Excluding final broadcast deliverables, I can't remember any codec as popular
for intermediate exchange and many types of "mastering".
Over the past year we have been requested to use ProRes for collaborating with
other editors and graphic artists. We also have clients request it as final
deliverable master for further versioning or direct live show presentation.
This is becoming more and more frequent.
We really have to sell the idea of dnxhd as a viable file based deliverable. So
we export from our PC Avid's and encode ProRes on OS X. Our OS X Avid spits it
out directly.
Both FCP and Avid have ProRes support. FCP and OS X Avid can do in and out. PC
Avids are "in" only via AMA quicktime "quick link" but do have realtime playback
performance. So it is a viable cross platform source.

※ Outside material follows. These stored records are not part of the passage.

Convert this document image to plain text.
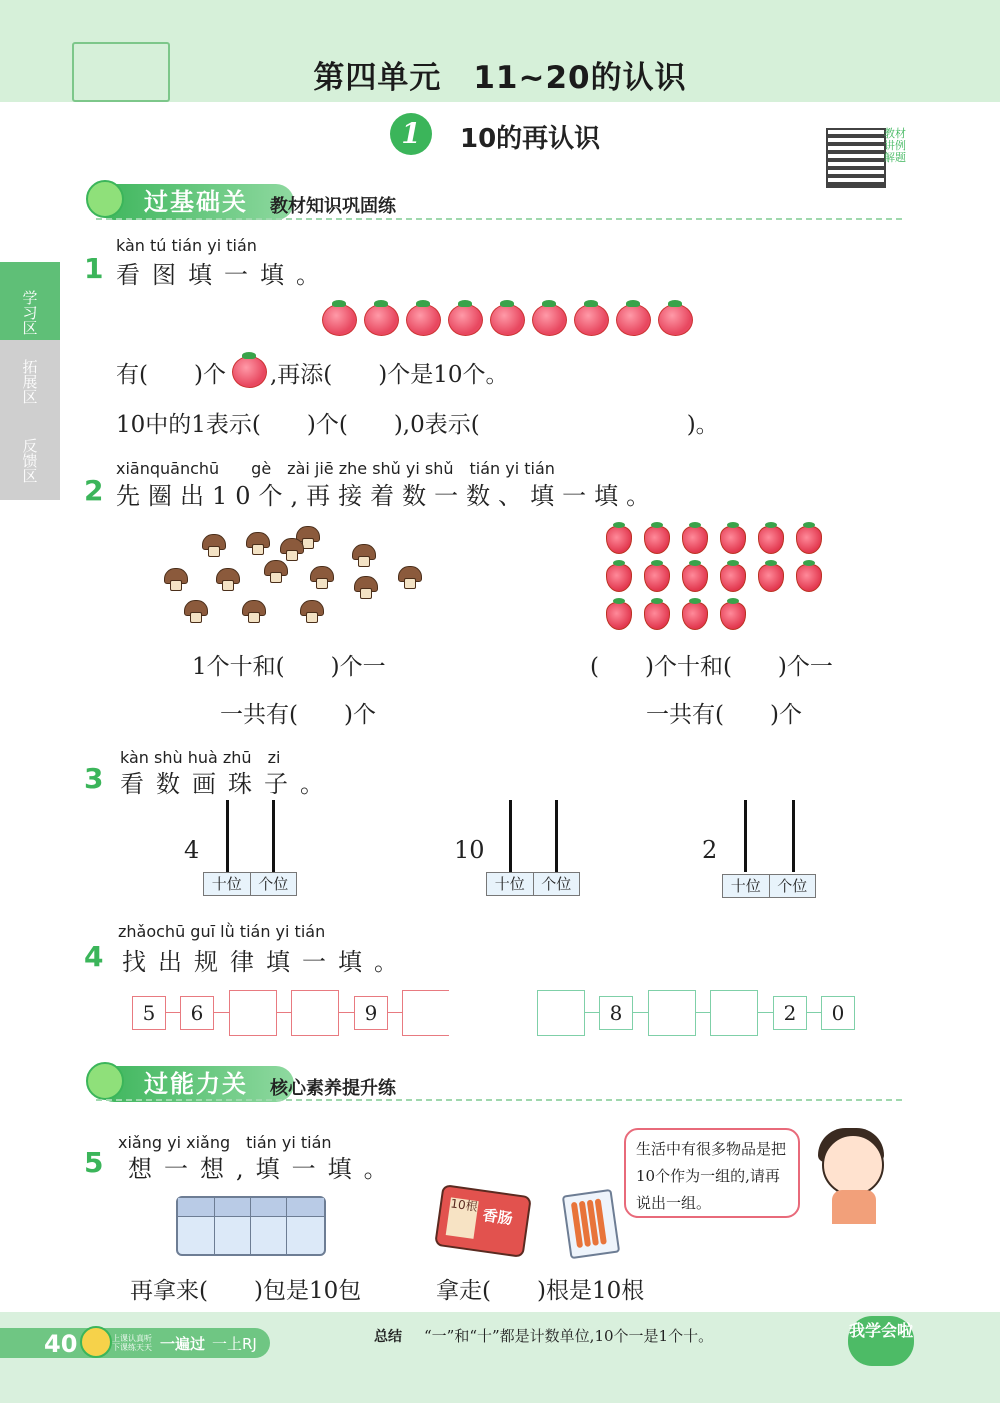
第四单元　11~20的认识
1	10的再认识	教材讲例解题
学习区
拓展区
反馈区
过基础关	教材知识巩固练
1
kàn tú tián yi tián
看图填一填。
有(　　)个 ,再添(　　)个是10个。
10中的1表示(　　)个(　　),0表示(　　　　　　　　　)。
2
xiānquānchū　　gè　zài jiē zhe shǔ yi shǔ　tián yi tián
先圈出10个,再接着数一数、填一填。
1个十和(　　)个一
一共有(　　)个
(　　)个十和(　　)个一
一共有(　　)个
3
kàn shù huà zhū　zi
看数画珠子。
4
十位	个位
10
十位	个位
2
十位	个位
4
zhǎochū guī lǜ tián yi tián
找出规律填一填。
5	6	9	8	2	0
过能力关	核心素养提升练
5
xiǎng yi xiǎng　tián yi tián
想一想,填一填。
10根
香肠
生活中有很多物品是把10个作为一组的,请再说出一组。
再拿来(　　)包是10包	拿走(　　)根是10根
40	上课认真听 下课练天天 一遍过 一上RJ	总结 “一”和“十”都是计数单位,10个一是1个十。	我学会啦
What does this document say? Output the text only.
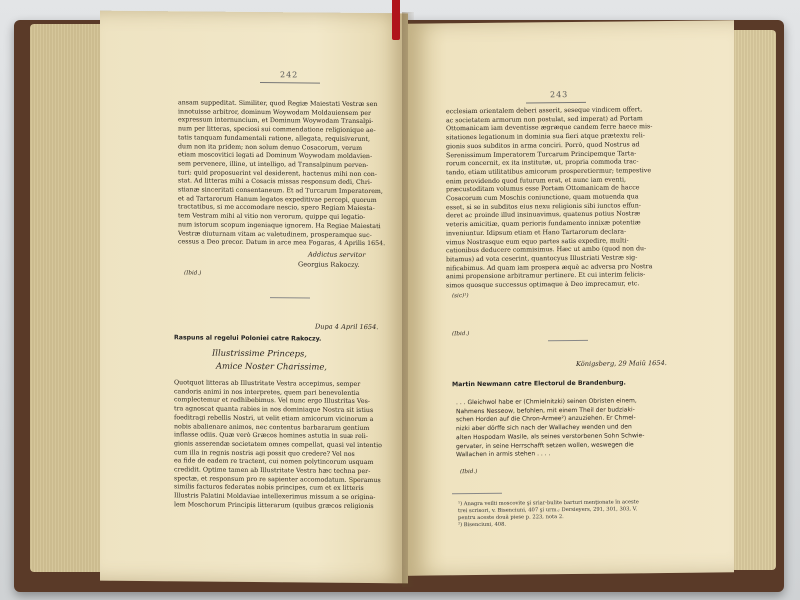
242
ansam suppeditat. Similiter, quod Regiæ Maiestati Vestræ sen
innotuisse arbitror, dominum Woywodam Moldauiensem per
expressum internuncium, et Dominum Woywodam Transalpi-
num per litteras, speciosi sui commendatione religionique ae-
tatis tanquam fundamentali ratione, allegata, requisiverunt,
dum non ita pridem; non solum denuo Cosacorum, verum
etiam moscovitici legati ad Dominum Woywodam moldavien-
sem pervenere, illine, ut intelligo, ad Transalpinum perven-
turi: quid proposuerint vel desiderent, hactenus mihi non con-
stat. Ad litteras mihi a Cosacis missas responsum dedi, Chri-
stianæ sinceritati consentaneum. Et ad Turcarum Imperatorem,
et ad Tartarorum Hanum legatos expeditivae percepi, quorum
tractatibus, si me accomodare nescio, spero Regiam Maiesta-
tem Vestram mihi al vitio non verorum, quippe qui legatio-
num istorum scopum ingeniaque ignorem. Ha Regiae Maiestati
Vestræ diuturnam vitam ac valetudinem, prosperamque suc-
cessus a Deo precor. Datum in arce mea Fogaras, 4 Aprilis 1654.
Addictus servitor
Georgius Rakoczy.
(Ibid.)
Dupa 4 April 1654.
Raspuns al regelui Poloniei catre Rakoczy.
Illustrissime Princeps,
Amice Noster Charissime,
Quotquot litteras ab Illustritate Vestra accepimus, semper
candoris animi in nos interpretes, quem pari benevolentia
complectemur et redhibebimus. Vel nunc ergo Illustritas Ves-
tra agnoscat quanta rabies in nos dominiaque Nostra sit istius
foeditragi rebellis Nostri, ut velit etiam amicorum vicinorum a
nobis abalienare animos, nec contentus barbararum gentium
inflasse odiis. Quæ verò Græcos homines astutia in suæ reli-
gionis asserendæ societatem omnes compellat, quasi vel intentio
cum illa in regnis nostris agi possit quo credere? Vel nos
ea fide de eadem re tractent, cui nomen polytincorum usquam
credidit. Optime tamen ab Illustritate Vestra hæc techna per-
spectæ, et responsum pro re sapienter accomodatum. Speramus
similis facturos federates nobis principes, cum et ex litteris
Illustris Palatini Moldaviae intellexerimus missum a se origina-
lem Moschorum Principis litterarum (quibus græcos religionis
243
ecclesiam orientalem deberi asserit, seseque vindicem offert,
ac societatem armorum non postulat, sed imperat) ad Portam
Ottomanicam iam deventisse ægræque candem ferre haece mis-
sitationes legationum in dominia sua fieri atque prætextu reli-
gionis suos subditos in arma conciri. Porrò, quod Nostrus ad
Serenissimum Imperatorem Turcarum Principemque Tarta-
rorum concernit, ex ita institutæ, ut, propria commoda trac-
tando, etiam utilitatibus amicorum prosperetiermur; tempestive
enim providendo quod futurum erat, et nunc iam eventi,
præcustoditam volumus esse Portam Ottomanicam de hacce
Cosacorum cum Moschis coniunctione, quam motuenda qua
esset, si se in subditos eius nexu religionis sibi iunctos effun-
deret ac proinde illud insinuavimus, quatenus potius Nostræ
veteris amicitiæ, quam perioris fundamento innixæ potentiæ
inveniuntur. Idipsum etiam et Hano Tartarorum declara-
vimus Nostrasque eum equo partes satis expedire, multi-
cationibus deducere commisimus. Hæc ut ambo (quod non du-
bitamus) ad vota ceserint, quantocyus Illustriati Vestræ sig-
nificabimus. Ad quam iam prospera æquè ac adversa pro Nostra
animi propensione arbitramur pertinere. Et cui interim felicis-
simos quosque successus optimaque à Deo imprecamur, etc.
(sic)¹)
(Ibid.)
Königsberg, 29 Maiü 1654.
Martin Newmann catre Electorul de Brandenburg.
. . . Gleichwol habe er (Chmielnitzki) seinen Obristen einem,
Nahmens Nesseow, befohlen, mit einem Theil der budziaki-
schen Horden auf die Chron-Armee²) anzuziehen. Er Chmel-
nizki aber dörffe sich nach der Wallachey wenden und den
alten Hospodarn Wasile, als seines verstorbenen Sohn Schwie-
gervater, in seine Herrschafft setzen wollen, weswegen die
Wallachen in armis stehen . . . .
(Ibid.)
¹) Anagra veilii moscovite şi sriar-bulite barturi menţionate în aceste
trei scrisori, v. Bisenciuni, 407 şi urm.; Dersieyers, 291, 301, 303, V.
pentru aceste două piese p. 223, nota 2.
²) Bisenciuni, 408.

Camera manufacturers like Arri have turned ProRes into an acquisition format for
the very popular Alexa. A growing list of external recorders like AJA KiPro
offer ProRes as their format of choice. A few support dnxhd too. A lot of 3rd
party video cards have ProRes support for capture and real time playback.
I would not rule out ProRes becoming some sort of acceptable broadcast
deliverable. Extreme Reach accepts ProRes for spot delivery directly (as they do
dnxhd too). I wonder what they receive more of?

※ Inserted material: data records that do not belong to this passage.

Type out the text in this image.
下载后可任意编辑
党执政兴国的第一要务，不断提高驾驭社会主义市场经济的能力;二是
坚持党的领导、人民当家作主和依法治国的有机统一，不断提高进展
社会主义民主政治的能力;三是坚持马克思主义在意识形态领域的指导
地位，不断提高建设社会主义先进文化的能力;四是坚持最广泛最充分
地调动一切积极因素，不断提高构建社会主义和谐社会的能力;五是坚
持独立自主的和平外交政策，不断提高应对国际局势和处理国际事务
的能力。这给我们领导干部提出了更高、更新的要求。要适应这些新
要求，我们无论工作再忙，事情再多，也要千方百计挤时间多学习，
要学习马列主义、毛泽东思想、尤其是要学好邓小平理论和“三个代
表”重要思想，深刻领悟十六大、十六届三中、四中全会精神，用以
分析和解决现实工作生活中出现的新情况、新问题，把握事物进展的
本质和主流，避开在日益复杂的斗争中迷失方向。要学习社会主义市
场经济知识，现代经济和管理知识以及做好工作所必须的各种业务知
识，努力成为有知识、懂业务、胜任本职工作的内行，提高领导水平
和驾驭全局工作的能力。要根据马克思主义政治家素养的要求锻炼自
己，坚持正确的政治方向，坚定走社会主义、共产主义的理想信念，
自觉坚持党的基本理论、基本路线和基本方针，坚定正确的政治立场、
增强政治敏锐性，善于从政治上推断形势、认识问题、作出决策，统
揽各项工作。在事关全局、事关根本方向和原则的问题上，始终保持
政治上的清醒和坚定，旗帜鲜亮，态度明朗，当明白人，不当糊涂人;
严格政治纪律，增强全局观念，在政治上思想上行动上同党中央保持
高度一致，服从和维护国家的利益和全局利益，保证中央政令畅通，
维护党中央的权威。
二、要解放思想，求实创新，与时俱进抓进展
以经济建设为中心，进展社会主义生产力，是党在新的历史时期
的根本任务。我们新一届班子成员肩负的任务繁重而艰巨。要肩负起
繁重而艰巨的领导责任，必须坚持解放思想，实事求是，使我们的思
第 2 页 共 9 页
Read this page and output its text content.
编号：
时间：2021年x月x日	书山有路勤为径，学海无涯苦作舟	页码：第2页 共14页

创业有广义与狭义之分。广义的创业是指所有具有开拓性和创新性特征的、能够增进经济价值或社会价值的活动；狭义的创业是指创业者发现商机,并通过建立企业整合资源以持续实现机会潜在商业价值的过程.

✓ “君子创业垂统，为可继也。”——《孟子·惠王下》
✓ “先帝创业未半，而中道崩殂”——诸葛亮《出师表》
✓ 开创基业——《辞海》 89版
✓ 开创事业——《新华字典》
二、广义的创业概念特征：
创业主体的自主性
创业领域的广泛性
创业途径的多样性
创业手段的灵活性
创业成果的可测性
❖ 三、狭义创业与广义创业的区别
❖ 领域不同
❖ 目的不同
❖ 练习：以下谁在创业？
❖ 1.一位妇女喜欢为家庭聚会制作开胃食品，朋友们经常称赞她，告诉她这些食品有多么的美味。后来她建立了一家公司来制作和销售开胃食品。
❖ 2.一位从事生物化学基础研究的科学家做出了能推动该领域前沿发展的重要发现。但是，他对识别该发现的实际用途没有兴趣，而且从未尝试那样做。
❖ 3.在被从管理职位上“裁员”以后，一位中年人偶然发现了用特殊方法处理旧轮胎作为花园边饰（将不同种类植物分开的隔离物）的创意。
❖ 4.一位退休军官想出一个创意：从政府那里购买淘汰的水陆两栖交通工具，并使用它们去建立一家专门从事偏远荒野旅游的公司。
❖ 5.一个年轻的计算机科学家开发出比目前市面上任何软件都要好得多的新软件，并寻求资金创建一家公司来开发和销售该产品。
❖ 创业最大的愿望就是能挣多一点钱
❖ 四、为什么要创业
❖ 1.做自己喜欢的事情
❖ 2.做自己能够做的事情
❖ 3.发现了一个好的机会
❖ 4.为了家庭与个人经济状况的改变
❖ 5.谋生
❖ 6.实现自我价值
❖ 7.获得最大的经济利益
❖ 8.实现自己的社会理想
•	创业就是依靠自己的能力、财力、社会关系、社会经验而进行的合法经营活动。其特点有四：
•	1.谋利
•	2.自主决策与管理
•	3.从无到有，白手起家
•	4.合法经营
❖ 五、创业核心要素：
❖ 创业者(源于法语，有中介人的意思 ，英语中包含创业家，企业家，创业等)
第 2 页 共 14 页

Any Mac or PC with a current version of QuickTime can decode ProRes. Any Mac
with Final Cut Pro can encode ProRes.
Maybe someday PC users won't have to jump through hoops to encode...but that
doesn't sell Macs.
ProRes was definitely pushed initialy by the widespread adoption of Final Cut
Pro. Now it seems to be really be catching on beyond FCP edit suites.
ProRes scales to 4:4:4, not many codecs can. So, that combined with all of the
above is elevating its PERCEPTION as the professional level codec of choice. It
is the one which lets you go "direct to edit", in marketing speak from a very
respected high end camera manufacturer. You know the one with the hottest rig
going.
So, they way I see it there are only 3 codecs which could enter the popularity
contest for an intermediate level codec...ProRes, Cineform and dnxhd.
Of those three, more devices and more users support ProRes.
I'm really no ProRes or Quicktime fan-boy. I wish dnxhd was more of an openly
accepted standard. But it is not.
And my bet would certainly be on ProRes over Avi Mjpeg.